Derby Victoria Inn, Thu 27th April (28/4/00)

Neil Woodhead:

The Victoria in Derby is a reasonable venue, with a capacity of 150 - or so the signs would have you believe. However there was another notice, which made it quite clear that any band playing a single note after 11pm would never play there again. The room was about two-thirds full, which for those that went to school in Birkenhead will tell you is around 100.

To gently agitate the crowd we had the MJ Hibbett and The Validators. They got the evening off to a start and were quite good again. However as they openly admit, they only support HMHB in order to get free entry into the gig - and with a line up of seven, that makes nearly £50. But then Nigel and the boys appeared on the small stage - to open with Fretwork Homework, Third Track Main Camera Four Minutes and Whit Week Malarkey.

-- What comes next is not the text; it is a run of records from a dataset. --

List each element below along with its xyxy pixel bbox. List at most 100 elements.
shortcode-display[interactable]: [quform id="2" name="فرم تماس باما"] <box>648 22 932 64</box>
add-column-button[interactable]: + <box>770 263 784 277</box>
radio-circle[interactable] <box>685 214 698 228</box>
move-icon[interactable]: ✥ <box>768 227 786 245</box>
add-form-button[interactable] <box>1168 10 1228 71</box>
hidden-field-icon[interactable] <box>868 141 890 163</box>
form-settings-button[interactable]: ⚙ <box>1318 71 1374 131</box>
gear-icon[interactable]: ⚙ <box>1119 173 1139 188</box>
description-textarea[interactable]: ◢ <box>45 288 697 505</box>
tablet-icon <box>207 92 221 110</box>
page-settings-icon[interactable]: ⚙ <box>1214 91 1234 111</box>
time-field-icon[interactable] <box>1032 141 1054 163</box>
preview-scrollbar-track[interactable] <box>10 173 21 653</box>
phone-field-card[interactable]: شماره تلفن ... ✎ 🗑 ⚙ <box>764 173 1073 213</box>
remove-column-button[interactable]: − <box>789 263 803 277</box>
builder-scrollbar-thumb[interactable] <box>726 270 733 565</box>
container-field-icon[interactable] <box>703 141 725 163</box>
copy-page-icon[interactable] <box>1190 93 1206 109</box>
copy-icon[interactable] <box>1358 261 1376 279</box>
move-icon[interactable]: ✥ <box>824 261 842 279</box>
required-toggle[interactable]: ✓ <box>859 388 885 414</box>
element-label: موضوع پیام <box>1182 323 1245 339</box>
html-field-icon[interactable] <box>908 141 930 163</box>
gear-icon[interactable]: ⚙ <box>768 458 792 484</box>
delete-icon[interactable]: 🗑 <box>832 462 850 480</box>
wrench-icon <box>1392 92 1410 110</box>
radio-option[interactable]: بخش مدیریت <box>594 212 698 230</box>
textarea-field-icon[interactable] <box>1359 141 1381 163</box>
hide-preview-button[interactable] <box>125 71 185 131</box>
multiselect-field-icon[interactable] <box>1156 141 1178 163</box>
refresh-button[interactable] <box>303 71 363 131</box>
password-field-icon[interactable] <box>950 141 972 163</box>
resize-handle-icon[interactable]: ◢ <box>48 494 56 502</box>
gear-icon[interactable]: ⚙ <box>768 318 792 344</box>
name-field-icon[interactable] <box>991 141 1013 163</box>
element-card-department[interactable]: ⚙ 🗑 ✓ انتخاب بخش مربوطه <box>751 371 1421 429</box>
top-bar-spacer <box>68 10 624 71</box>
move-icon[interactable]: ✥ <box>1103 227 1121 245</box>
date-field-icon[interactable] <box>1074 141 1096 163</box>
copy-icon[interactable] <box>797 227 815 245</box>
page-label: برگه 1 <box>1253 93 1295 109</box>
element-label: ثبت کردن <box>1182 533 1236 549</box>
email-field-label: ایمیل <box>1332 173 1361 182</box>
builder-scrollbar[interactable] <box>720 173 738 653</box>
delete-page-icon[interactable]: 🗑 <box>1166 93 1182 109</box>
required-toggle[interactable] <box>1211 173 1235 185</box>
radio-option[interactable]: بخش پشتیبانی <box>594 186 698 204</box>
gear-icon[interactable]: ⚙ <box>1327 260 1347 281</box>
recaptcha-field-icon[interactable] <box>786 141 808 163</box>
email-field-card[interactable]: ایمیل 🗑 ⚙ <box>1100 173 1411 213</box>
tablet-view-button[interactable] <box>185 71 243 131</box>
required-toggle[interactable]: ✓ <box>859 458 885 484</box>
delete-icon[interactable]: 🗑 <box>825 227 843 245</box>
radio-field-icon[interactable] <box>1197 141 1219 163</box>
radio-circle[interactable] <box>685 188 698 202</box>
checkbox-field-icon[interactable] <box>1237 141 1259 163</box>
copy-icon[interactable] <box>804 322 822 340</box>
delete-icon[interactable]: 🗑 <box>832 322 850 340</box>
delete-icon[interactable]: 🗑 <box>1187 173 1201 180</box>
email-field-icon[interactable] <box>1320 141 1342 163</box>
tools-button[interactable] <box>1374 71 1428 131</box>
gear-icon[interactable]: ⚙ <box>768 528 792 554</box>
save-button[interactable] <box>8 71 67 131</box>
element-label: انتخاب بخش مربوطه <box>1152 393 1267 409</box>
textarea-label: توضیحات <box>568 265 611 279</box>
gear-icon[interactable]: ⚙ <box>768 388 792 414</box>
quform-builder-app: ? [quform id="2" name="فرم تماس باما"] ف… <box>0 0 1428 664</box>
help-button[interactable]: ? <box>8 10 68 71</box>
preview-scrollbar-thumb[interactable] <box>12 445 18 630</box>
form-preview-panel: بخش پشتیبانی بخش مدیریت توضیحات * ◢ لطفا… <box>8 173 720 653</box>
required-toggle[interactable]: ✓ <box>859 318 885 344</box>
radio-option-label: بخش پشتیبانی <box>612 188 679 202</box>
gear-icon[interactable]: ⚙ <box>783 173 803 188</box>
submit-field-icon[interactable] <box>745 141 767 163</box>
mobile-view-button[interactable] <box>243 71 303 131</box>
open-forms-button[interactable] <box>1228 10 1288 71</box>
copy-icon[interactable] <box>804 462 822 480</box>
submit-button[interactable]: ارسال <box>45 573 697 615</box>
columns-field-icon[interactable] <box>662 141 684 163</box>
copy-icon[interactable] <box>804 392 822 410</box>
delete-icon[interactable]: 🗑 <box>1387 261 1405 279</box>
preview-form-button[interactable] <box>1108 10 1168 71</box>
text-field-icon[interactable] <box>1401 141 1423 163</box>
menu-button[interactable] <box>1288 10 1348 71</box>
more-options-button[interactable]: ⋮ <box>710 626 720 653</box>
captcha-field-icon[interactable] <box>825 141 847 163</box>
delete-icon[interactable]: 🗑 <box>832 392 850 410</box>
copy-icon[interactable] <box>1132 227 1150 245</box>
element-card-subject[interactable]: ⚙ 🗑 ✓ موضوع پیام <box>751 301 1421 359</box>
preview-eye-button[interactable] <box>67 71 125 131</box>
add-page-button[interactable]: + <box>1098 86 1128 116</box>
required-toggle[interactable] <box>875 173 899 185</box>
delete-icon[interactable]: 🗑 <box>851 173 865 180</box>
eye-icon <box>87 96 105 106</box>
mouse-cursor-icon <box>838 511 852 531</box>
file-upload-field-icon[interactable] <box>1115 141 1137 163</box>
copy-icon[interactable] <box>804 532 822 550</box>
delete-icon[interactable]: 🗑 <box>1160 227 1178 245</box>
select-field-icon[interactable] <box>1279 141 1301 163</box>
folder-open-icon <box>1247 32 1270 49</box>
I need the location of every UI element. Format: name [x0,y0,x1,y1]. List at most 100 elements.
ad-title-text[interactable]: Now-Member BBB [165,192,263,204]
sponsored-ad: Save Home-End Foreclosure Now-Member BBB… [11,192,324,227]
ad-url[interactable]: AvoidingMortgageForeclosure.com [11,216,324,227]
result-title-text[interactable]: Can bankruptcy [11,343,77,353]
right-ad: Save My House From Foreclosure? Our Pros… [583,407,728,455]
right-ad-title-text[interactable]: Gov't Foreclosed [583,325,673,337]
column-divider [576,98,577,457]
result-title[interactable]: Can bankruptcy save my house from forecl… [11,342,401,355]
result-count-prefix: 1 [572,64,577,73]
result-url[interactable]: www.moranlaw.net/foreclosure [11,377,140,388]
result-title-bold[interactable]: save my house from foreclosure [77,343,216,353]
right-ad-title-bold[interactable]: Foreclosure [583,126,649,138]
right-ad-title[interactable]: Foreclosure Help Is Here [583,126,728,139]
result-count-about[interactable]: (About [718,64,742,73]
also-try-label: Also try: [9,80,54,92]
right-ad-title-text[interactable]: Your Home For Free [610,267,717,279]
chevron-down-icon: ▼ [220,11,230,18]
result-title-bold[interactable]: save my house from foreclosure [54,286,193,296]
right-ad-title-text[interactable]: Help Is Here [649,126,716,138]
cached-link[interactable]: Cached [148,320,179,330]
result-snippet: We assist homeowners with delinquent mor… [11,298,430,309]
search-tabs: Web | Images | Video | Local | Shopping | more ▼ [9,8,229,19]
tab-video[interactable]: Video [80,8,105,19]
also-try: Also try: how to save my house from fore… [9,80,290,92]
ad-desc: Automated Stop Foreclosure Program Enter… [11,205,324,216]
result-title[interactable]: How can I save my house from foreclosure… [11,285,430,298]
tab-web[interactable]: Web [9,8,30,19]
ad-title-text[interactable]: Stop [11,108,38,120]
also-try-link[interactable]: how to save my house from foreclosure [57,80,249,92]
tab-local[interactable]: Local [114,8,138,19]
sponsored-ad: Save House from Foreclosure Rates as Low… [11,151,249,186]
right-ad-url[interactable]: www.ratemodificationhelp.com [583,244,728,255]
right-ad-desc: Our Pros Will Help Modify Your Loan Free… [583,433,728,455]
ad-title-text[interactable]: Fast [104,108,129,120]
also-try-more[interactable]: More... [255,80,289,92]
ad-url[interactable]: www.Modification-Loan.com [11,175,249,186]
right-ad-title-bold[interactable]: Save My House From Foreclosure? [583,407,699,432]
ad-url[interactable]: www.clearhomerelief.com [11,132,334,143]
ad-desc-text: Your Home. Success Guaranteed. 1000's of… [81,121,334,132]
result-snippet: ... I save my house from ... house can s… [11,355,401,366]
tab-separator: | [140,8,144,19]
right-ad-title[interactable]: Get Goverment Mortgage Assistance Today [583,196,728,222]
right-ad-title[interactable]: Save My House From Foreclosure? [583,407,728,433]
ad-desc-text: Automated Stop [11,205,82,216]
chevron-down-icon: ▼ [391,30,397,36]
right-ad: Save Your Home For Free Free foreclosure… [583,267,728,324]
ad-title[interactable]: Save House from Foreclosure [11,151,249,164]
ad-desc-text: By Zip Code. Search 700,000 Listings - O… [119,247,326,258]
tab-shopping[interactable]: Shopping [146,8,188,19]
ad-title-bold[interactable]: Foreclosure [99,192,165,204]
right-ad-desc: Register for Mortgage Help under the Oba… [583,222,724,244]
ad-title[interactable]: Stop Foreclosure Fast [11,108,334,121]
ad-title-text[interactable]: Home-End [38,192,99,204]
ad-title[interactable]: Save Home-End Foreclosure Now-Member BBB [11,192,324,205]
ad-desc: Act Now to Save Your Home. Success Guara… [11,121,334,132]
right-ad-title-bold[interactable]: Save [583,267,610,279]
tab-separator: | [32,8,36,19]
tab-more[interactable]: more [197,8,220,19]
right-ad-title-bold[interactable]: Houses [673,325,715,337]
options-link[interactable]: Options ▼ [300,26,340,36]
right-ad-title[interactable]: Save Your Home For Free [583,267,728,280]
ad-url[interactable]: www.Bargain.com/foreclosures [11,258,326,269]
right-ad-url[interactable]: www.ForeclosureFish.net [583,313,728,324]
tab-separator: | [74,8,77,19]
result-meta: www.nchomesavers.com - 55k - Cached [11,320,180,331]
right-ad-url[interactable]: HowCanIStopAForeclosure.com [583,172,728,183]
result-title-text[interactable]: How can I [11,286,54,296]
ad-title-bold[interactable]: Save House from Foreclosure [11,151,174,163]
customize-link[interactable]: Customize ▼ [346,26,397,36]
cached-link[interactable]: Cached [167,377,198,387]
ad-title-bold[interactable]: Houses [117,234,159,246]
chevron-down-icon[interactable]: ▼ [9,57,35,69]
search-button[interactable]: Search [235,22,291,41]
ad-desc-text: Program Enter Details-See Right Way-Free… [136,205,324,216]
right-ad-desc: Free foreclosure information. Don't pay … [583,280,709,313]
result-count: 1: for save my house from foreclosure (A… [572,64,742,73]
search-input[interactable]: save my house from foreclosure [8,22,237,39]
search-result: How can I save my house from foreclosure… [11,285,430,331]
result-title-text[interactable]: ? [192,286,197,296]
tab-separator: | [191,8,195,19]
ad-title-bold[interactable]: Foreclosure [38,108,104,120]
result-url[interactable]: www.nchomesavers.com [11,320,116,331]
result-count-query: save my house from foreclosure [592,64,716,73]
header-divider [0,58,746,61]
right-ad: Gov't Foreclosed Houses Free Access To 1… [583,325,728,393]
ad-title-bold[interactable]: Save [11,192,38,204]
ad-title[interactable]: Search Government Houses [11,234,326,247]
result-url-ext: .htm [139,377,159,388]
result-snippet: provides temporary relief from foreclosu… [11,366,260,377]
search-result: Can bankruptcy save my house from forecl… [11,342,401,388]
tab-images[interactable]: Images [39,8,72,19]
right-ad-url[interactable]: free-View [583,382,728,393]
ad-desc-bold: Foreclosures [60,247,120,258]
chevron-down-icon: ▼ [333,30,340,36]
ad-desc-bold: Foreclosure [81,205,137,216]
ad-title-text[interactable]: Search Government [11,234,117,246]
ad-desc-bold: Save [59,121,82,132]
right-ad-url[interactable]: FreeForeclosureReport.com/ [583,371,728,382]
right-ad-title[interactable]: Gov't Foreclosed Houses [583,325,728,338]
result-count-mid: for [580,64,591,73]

Once again we were treated to a selection of modern HMHB classics - Secret Gig, Irk The Purists, Monmore Hare's Running, Vitas Gerulaitis, Gubba Look Alikes, Fred Titmus, Capel Curig, Everythings AOR, Mathematically Safe, You're Hard, Look Dad No Tunes,Uffington Wassail, Split Single With Happy Lounge Labelmates and many many more.

There were only half a dozen jigging, most prefering to simply watch and admire. There were two Dukla Prague away kits on display. A rather special moment was Nigel forgetting the start first line of 'there is surely nothing worse than washing seives' - but the eager audience reminded him that it was the seive song!

Nigel sang the first three verses of With Goth On Our Side, before he realised the other lads had fallen sleep....he duly stopped. We were also treated to Nigel singing a ditty about Robbie Williams and Liam Gallagher visiting the pope.

Nigel's remaining rambling referred to golf clubs and people like HMHB who only play at Municipal courses - except during the winter months when enticed by bacon rolls and coffee...

The band returned for a short encore - including Capel Curig. Trundling back up the M1 later, John Peel played the same song and Andy Kershaw played Irk The Purists - a good finish to a good night all round.